The two boxes of records were untouched for 40 years
149 ‘lost’ Bob Dylan acetate records have been found in a New York cupboard.
The never-heard-before versions of songs which eventually were to feature on the iconic singer-songwriter’s ‘Nashville Skyline’, ‘Self Portrait’ and ‘New Morning’ albums were found in a closet in a building at 124 W Houston Street in Manhattan, which was once home to a studio Dylan worked in from 1969 to 1972.
The two boxes in which the records were found were labelled ‘Old Records’ and had been untouched for 40 years, reports Brooklyn Vegan. They feature alternative and unfinished versions of a host of Dylan songs as well as cover versions.

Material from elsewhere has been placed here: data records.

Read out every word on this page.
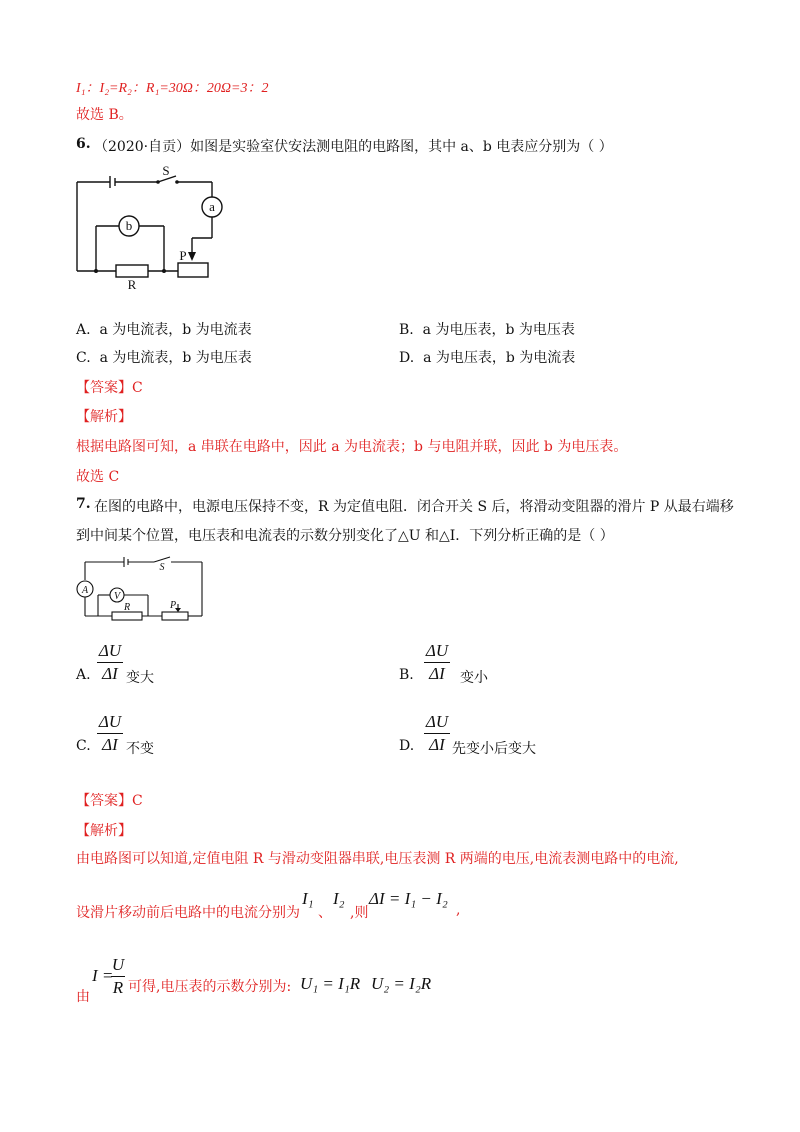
I₁：I₂=R₂：R₁=30Ω：20Ω=3：2
故选 B。
6. （2020·自贡）如图是实验室伏安法测电阻的电路图，其中 a、b 电表应分别为（ ）
S
a
b
R
P
A. a 为电流表，b 为电流表	B. a 为电压表，b 为电压表
C. a 为电流表，b 为电压表	D. a 为电压表，b 为电流表
【答案】C
【解析】
根据电路图可知，a 串联在电路中，因此 a 为电流表；b 与电阻并联，因此 b 为电压表。
故选 C
7. 在图的电路中，电源电压保持不变，R 为定值电阻．闭合开关 S 后，将滑动变阻器的滑片 P 从最右端移
到中间某个位置，电压表和电流表的示数分别变化了△U 和△I．下列分析正确的是（ ）
A
V
S
R	P
A.
ΔU
ΔI 变大	B.
ΔU
ΔI	变小
C.
ΔU
ΔI 不变	D.
ΔU
ΔI 先变小后变大
【答案】C
【解析】
由电路图可以知道,定值电阻 R 与滑动变阻器串联,电压表测 R 两端的电压,电流表测电路中的电流,
设滑片移动前后电路中的电流分别为
I₁
、
I₂
,则
ΔI = I₁ − I₂
,
由
I =
U
R 可得,电压表的示数分别为: U₁ = I₁R U₂ = I₂R
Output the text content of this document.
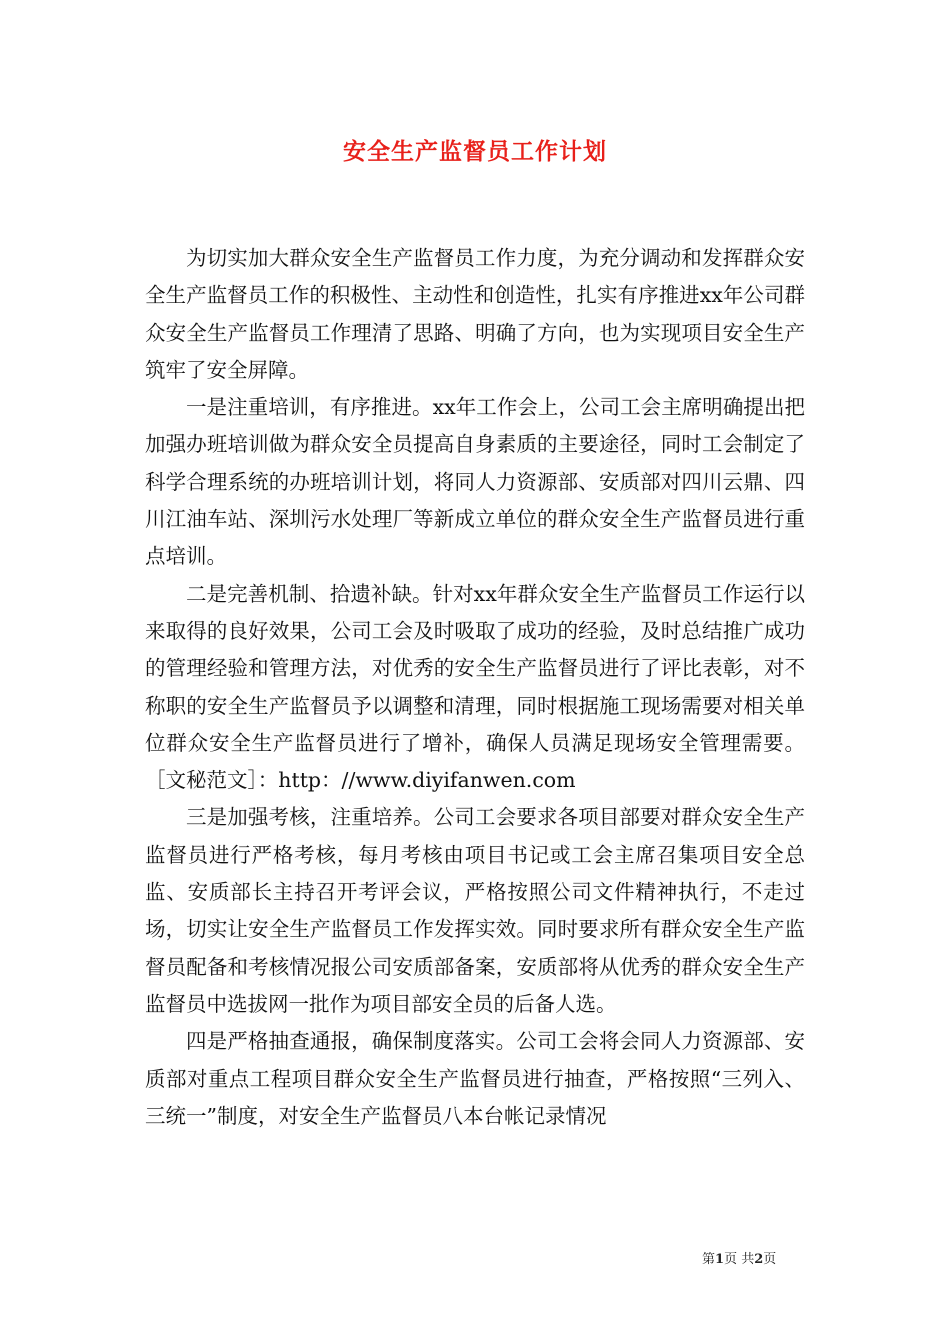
安全生产监督员工作计划

为切实加大群众安全生产监督员工作力度，为充分调动和发挥群众安全生产监督员工作的积极性、主动性和创造性，扎实有序推进xx年公司群众安全生产监督员工作理清了思路、明确了方向，也为实现项目安全生产筑牢了安全屏障。

一是注重培训，有序推进。xx年工作会上，公司工会主席明确提出把加强办班培训做为群众安全员提高自身素质的主要途径，同时工会制定了科学合理系统的办班培训计划，将同人力资源部、安质部对四川云鼎、四川江油车站、深圳污水处理厂等新成立单位的群众安全生产监督员进行重点培训。

二是完善机制、拾遗补缺。针对xx年群众安全生产监督员工作运行以来取得的良好效果，公司工会及时吸取了成功的经验，及时总结推广成功的管理经验和管理方法，对优秀的安全生产监督员进行了评比表彰，对不称职的安全生产监督员予以调整和清理，同时根据施工现场需要对相关单位群众安全生产监督员进行了增补，确保人员满足现场安全管理需要。［文秘范文］：http：//www.diyifanwen.com

三是加强考核，注重培养。公司工会要求各项目部要对群众安全生产监督员进行严格考核，每月考核由项目书记或工会主席召集项目安全总监、安质部长主持召开考评会议，严格按照公司文件精神执行，不走过场，切实让安全生产监督员工作发挥实效。同时要求所有群众安全生产监督员配备和考核情况报公司安质部备案，安质部将从优秀的群众安全生产监督员中选拔网一批作为项目部安全员的后备人选。

四是严格抽查通报，确保制度落实。公司工会将会同人力资源部、安质部对重点工程项目群众安全生产监督员进行抽查，严格按照“三列入、三统一”制度，对安全生产监督员八本台帐记录情况

第1页 共2页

Speaking about the discovery, Jeff Gold of Record Mecca commented: “We discovered many of the acetates were unreleased versions of songs, in some cases with different overdubs, sometimes without any overdubs, many with different mixes, different edits and in a few cases completely unreleased and unknown versions. There are outtakes too, including electric versions of Johnny Cash’s ‘Ring of Fire’ and ‘Folsom Prison Blues’ recorded during the ‘Self Portrait’ sessions, and a gospel-tinged version of ‘Tomorrow is Such a Long Time’ recorded during the ‘New Morning’ sessions.”

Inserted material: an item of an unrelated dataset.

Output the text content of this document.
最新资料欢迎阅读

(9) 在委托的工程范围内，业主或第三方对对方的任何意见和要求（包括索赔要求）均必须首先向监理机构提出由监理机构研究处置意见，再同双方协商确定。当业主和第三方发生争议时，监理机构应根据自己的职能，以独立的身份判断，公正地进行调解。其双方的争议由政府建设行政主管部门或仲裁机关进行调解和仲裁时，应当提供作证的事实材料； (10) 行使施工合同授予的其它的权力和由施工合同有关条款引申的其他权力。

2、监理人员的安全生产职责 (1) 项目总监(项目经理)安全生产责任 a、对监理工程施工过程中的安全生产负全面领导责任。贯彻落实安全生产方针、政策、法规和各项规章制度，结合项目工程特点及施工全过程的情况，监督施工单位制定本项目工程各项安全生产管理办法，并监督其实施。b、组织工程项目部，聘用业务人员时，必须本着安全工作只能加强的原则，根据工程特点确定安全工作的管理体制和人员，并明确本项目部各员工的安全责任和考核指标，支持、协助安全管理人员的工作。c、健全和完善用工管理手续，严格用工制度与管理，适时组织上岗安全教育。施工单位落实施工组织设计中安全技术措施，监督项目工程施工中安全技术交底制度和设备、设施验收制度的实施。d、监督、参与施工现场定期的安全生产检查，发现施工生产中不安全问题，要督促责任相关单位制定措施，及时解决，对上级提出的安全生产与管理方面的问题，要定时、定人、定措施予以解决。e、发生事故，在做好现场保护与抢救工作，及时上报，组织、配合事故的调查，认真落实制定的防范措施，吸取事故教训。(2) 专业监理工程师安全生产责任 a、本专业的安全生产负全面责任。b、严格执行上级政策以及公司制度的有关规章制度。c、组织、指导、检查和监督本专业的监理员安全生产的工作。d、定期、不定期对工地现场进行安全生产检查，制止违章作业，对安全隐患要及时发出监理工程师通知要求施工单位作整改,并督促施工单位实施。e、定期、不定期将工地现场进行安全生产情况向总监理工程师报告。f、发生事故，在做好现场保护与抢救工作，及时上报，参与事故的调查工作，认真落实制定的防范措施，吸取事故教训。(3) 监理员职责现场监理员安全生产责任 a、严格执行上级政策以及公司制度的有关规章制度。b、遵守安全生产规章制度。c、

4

A draft of Bob Dylan’s song ‘Like A Rolling Stone’ recently broke the record for the most expensive lyric manuscript ever sold. The working draft of the song, written in Bob Dylan’s own handwriting, was sold by Sotheby’s for $2.045 million (£1.204 million) last month to a private, unidentified buyer who is reported to be a Californian and a longtime fan of the folk singer. The auction house said that it was “the only known surviving draft of the final lyrics for this transformative rock anthem.”
The draft was written on paper from the Roger Smith Hotel in Washington, D.C. and featured doodles of a hat, a bird and an animal with antlers. ‘Like A Rolling Stone’ features on Dylan’s 1965 LP ‘Highway 61 Revisited’, his sixth studio album.